Next week the Reserve Bank of Australia will be deciding on the cash rate once again.
According to the latest cash rate futures, at present the market is pricing in a 47% probability of a rate cut at this meeting.
While I'm not convinced rates will go lower from here, I am convinced that they will stay at ultra-low levels for a number of years to come.
In light of this, I continue to see the share market as the best place for investors to turn to for income.
But which shares should you buy? These three top ASX dividends shares are high on my list:
Commonwealth Bank of Australia (ASX: CBA)
If you don't already have exposure to the big four banks, then I think it would be worth considering Commonwealth Bank. While trading conditions are tough for the banks, I'm optimistic that the worst is largely behind them now. This could make it an opportune time to make a patient investment in Commonwealth Bank's shares. I expect the bank to cut its dividend to ~$3.70 per share in FY 2021, which implies a forward fully franked 6% yield.
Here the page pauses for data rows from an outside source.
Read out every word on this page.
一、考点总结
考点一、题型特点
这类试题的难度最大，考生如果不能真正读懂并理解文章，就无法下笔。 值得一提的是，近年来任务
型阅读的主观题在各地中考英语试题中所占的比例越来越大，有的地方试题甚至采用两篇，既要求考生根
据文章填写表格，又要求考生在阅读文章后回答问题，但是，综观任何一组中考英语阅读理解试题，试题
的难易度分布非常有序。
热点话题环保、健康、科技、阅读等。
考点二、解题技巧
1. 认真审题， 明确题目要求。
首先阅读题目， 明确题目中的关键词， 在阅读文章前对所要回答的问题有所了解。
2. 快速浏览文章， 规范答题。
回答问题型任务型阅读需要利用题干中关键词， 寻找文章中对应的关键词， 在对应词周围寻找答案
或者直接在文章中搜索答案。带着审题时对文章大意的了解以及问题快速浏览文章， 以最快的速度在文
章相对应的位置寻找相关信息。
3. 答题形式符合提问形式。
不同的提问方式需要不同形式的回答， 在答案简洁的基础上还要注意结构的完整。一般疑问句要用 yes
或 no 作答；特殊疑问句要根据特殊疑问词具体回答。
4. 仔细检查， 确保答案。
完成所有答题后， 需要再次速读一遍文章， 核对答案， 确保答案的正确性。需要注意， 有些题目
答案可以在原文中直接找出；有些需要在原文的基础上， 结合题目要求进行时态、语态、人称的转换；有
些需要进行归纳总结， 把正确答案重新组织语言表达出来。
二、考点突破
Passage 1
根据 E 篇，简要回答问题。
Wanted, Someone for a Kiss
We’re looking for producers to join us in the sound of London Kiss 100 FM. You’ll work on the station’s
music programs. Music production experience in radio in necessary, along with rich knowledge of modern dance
Rio Tinto Limited (ASX: RIO)
I think Rio Tinto could be worth considering. Especially with iron ore prices trading at lofty levels and some tipping prices to go even higher. This should lead to Rio Tinto delivering strong profits for at least the next couple of years. And given the strength of its balance sheet, I expect the majority of its free cash flow to be returned to investors. Last week Morgans suggested that Rio Tinto's shares offer a fully franked ~9% FY 2021 dividend yield.
Wesfarmers Ltd (ASX: WES)
A final dividend share to consider buying is Wesfarmers. It is the conglomerates behind brands such as Bunnings, Kmart, Target, online retailer Catch, and Officeworks. It also owns a number of businesses in the chemicals and industrials industries. And while its shares may not offer the biggest yield, I believe its businesses leave it well-placed to grow its dividend at a solid rate over the next decade. At present I estimate that its shares offer a forward fully franked ~3.7% dividend yield.